Monday, June 2, 2014

You're Invited: June 2014 Artwalk

This June, we are delighted to present new works by Seattle artist Virginia Paquette.  Come downtown to meet her on First Friday, and enjoy a taste of wine, an appetizer, and a lovely late-spring evening, strolling with your friends through downtown Winslow.

Raw materials n7.  Acrylic and collage on paper.  Virginia Paquette
(Photo Credit: Spike Mafford)


MATERIE PRIME/raw materials

Virginia Paquette

June 6 – 29, 2014

Reception with the Artist:
First Friday, June 6, 6-8pm

This is a series of works, both large and small,
that combine painting and elements of collage.
The texture, color and contrast are both sharp and organic,
inspired by body and landscape.

Music Performed by Bill Smith.


Location:  The Island Gallery, 400 Winslow Way E., #120, Bainbridge Island, Washington

About the Artists:

Virginia Paquette:  An MFA graduate in painting from the University of Washington, Virginia Paquette has worked and exhibited internationally.  Her art frequently depicts a sense of movement and change, and is inspired by natural form, color, and phenomena.   Winner of numerous public art commissions, Paquette completed an environmental installation celebrating the Millennium and Education for a Washington State “Art in Public Places” project on the campus of Bellevue Community College, a work in glass for the Redmond campus of Lake Washington Technical College, and “Velocity” for the entrance to Columbia Basin College technical arts building in Pasco, Washington.  She continues to explore more processes and media, develop performance-installations with her husband, clarinetist and composer William O. Smith, as well as teach and exhibit.

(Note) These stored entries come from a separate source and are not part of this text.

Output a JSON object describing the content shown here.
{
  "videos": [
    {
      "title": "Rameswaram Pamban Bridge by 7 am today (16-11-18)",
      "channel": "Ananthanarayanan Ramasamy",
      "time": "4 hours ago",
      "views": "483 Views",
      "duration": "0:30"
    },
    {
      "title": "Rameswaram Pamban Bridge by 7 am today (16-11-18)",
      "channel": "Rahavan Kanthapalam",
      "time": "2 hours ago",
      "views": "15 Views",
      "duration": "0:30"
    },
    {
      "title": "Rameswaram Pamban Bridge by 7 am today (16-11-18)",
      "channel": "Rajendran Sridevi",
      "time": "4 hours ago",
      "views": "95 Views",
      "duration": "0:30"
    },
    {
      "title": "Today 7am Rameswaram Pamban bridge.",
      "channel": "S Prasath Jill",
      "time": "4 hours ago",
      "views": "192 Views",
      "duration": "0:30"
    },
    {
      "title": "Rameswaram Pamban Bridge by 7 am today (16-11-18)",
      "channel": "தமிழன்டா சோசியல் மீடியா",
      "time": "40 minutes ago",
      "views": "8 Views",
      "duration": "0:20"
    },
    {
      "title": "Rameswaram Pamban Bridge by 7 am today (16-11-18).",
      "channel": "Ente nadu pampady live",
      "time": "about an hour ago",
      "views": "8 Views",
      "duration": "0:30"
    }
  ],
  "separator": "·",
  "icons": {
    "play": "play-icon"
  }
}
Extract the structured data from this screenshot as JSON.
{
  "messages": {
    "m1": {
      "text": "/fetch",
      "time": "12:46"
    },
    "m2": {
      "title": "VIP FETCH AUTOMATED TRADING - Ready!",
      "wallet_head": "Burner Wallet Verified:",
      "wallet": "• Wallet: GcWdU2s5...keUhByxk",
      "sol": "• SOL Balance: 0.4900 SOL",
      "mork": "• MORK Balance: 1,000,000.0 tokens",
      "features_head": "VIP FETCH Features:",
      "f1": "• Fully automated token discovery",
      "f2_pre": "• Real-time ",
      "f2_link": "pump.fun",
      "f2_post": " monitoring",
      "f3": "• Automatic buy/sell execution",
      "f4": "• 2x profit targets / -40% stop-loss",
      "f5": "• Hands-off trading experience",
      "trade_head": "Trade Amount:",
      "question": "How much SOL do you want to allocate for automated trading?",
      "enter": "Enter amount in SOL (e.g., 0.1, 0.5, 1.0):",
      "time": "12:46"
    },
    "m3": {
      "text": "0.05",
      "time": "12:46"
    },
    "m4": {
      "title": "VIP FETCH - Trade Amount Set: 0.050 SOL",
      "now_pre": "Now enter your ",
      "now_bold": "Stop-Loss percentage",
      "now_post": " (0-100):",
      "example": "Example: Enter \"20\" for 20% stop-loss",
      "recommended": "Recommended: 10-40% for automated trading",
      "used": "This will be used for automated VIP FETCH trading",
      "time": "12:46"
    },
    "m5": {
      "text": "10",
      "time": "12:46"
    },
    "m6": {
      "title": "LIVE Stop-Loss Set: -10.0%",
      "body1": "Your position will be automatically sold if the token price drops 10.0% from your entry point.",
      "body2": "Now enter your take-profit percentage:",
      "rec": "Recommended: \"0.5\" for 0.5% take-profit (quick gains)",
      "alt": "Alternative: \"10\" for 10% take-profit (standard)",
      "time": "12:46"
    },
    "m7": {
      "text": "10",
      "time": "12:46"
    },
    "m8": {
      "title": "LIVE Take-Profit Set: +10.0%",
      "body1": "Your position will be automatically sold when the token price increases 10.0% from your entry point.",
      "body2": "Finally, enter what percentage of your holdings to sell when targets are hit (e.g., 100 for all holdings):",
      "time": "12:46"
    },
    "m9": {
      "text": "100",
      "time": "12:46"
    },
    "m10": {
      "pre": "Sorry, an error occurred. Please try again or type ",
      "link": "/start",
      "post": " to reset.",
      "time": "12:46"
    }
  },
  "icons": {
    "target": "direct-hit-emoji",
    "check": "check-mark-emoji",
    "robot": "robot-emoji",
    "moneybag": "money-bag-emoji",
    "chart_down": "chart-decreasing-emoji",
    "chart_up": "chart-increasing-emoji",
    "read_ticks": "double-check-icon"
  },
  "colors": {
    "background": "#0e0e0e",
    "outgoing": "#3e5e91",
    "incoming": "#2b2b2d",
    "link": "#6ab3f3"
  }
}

In my art I have sought to depict motion, memory and contradiction.  I am drawn to the sense of objects and space on the move, of color and shapes and lines in flux.  And sometimes the connection between the shape of nature and the shape of the human gesture is an inspiration: The similarity of the tendril, the curve of the hip, the cascade, the vocabulary of posture.  I often work with images of movement, from natural forms and phenomena: floods, “deluge,” the vortex and spill of moving water in defined spaces, whirlpools.  The “memory” is transplanting visual cues from one place/time to another, perhaps fragments of classical figures or architecture – or “time” from my own history.

“Materie Prime/raw materials” is about the raw materials of composition, color, shape, movement - not quite refined, but raw and lively.


Bill Smith - also known as a classical composer under his full name, William O. Smith - was born in Sacramento and grew up in Oakland, California, where he began playing clarinet when he was ten. He put together a jazz group at 13, and at the age of 15 he joined the Oakland Symphony. He idolized Benny Goodman, but after high school, a brief cross-country tour with a dance band ended his romance for the life of a traveling jazz musician. He gave two weeks' notice when the band reached Washington, D.C., and, encouraged by an older band member to "get the best education you can get," headed to New York.  He began his formal music studies at the Juilliard School of Music, playing in New York jazz clubs like Kelly's Stables at night.

Bill returned to California upon hearing and admiring the music of Darius Milhaud, who was then teaching at Mills College in Oakland. At Mills, he met pianist Dave Brubeck, with whom he has often played since, in both the famous Dave Brubeck Octet and The Dave Brubeck Quartet, as well as other groups, notably with Brubeck at the Lincoln Center.  In 1947, he composed Schizophrenic Scherzo for the Brubeck Octet, one of the earliest works that successfully integrated jazz and classical techniques, a style that later was given the name "third stream" by Gunther Schuller. He studied composition at the University of California, Berkeley, where he graduated with a bachelor's and a master's degree.

Winning the Prix de Paris presented Smith the opportunity for two years of study at the Paris Conservatory, and in 1957, he was awarded the prestigious Prix de Rome and spent six years in that city. He has since received numerous other awards, including two Guggenheim grants.
After a teaching stint at the University of Southern California, Smith began a thirty-year career at the University of Washington School of Music in Seattle, where he taught music composition and performance from 1966 to 1997.

Smith has investigated and cataloged a wide range of extended techniques on the clarinet, including the use of two clarinets simultaneously by a single performer, inspired by images of the ancient aulos encountered during a trip to Greece, numerous multiphonics, playing the instrument with a cork in the bell, and the "clar-flute," a technique that involves removing the instrument's mouthpiece and playing it as an end-blown flute. 

As William O. Smith, he has written several pioneering pieces that feature many of these techniques, including Duo for Flute and Clarinet (1961) and Variants for Solo Clarinet (1963), and he compiled the first comprehensive catalogue of fingerings for clarinet multiphonics. Smith was among the early composers interested in electronic music, and as a performer he continues to experiment with amplified clarinet and electronic delays. He remains active nationally, internationally, and on the local Seattle music scene as well, where in 2008, he composed, recorded, and premiered a "jazzopera" titled Space in the Heart.